Variations: Sach’amama, Sacha-mama, Sach’a-mama, Sacha Mama, Sach’a Mama; Boa constrictor

Sachamama

Sachamama, “Mother of the Forest”, is one of the three ancient snake mothers of the Peruvian Amazon. She is the mythological boa constrictor, in the same way as the Yakumama is the anaconda. Sachamama is about forty meters long and two meters wide, with an iguana-like head and scales like stone plates. There is a bulldozer-like blade under her neck. Trees, bushes, vines, fungi, and all sorts of living things grow on her back, such that she never moves unless provoked.

Not that Sachamama needs to move. She has magnetic or hypnotic powers capable of drawing to her any animal that passes in front of her head. The animals living on her also have those magnetic powers. She can also cause storms, rain, and lightning, inducing fevers and headaches in anyone foolish enough to intrude in her domain. Illnesses caused by the Sachamama require shamanistic intervention to cure, usually involving chants and lots of tobacco smoke.

The plants growing on Sachamama’s back are unique – a veritable pharmacopoeia of medicinal herbs that would save countless lives if the Sachamama allowed it. There is boa huasca, a liana with healing resin. Lluasca huasca is another vine whose phlegm-like resin heals facial blemishes. Puma huasca and puma sanango are vines whose cooked stem and cooked root (respectively) cure sorcery and evil spells, and whose spirits are jaguars. Zorrapilla or shabumpilla is a herb that heals cuts and injuries. The lluvia caspi (“rain tree”), rayo caspi (“lightning tree”), or trueno caspi (“thunder tree”) is an enormous tree whose bark, cooked and eaten, grants the ability to create and quell storms.

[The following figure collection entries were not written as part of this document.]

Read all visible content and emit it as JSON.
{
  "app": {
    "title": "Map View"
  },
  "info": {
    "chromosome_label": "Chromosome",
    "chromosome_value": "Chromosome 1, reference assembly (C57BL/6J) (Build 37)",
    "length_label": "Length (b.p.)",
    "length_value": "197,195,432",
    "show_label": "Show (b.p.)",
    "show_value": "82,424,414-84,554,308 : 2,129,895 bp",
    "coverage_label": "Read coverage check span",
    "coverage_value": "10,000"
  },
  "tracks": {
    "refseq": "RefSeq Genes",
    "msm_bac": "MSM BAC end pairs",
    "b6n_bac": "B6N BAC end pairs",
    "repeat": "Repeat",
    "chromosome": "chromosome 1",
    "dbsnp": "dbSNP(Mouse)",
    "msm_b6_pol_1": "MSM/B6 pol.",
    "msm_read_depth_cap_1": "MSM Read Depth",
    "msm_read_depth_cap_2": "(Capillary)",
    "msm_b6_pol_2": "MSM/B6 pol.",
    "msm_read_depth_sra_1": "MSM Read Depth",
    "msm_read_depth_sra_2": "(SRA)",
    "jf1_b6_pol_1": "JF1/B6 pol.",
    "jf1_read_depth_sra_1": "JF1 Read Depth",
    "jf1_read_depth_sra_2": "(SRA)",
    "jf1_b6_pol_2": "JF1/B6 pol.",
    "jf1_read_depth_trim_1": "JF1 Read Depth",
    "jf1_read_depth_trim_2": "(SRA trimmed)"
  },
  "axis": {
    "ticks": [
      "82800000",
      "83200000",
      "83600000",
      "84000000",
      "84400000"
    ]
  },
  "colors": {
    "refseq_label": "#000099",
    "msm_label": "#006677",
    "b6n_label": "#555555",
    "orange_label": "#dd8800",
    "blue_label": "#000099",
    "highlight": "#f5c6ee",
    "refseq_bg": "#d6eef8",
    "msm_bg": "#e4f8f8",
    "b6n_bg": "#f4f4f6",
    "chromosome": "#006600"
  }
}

Most encounters wth the Sachamama occurred during the rubber boom in Peru, when many rubber harvesters found themselves entering the snake’s domain. A man and his wife collecting rubber once sat by the trunk of what seemed to be a huge fallen tree. When they cut into it with their machetes, it bled; when they built a fire, the trees shook, and a torrential downpour extinguished the fire. Next day the “fallen tree” had vanished. In its spot was a wide road. The man consulted a shaman who told him what he was dealing with. “The Sachamama lives in one place but she has moved. She doesn’t like trespassers”. Despite the shaman and his wife’s advice, the man decided to follow the road and find Sachamama. He came upon the tree trunk in a meadow, in the midst of human and animal bones, and at the end of the meadow was a cave where mesmerized animals were congregating. The “trunk” was Sachamama’s tail, and the “cave” her mouth! He cut through the trance with his machete and ran for his life.

References

Galeano, J. G.; Morgan, R. and Watson, K. trans. (2009) Folktales of the Amazon. Libraries Unlimited, Westport.

Montes, F.; Harrison, K. trans.; in Posey, D. A. (ed.) (1999) Cultural and Spiritual Values of Biodiversity. United Nations Environment Programme, Intermediate Technology Publications, London.

Stiglich, G. (1913) Geografia Comentada del Peru. Casa Editoria Sanmarti, Lima.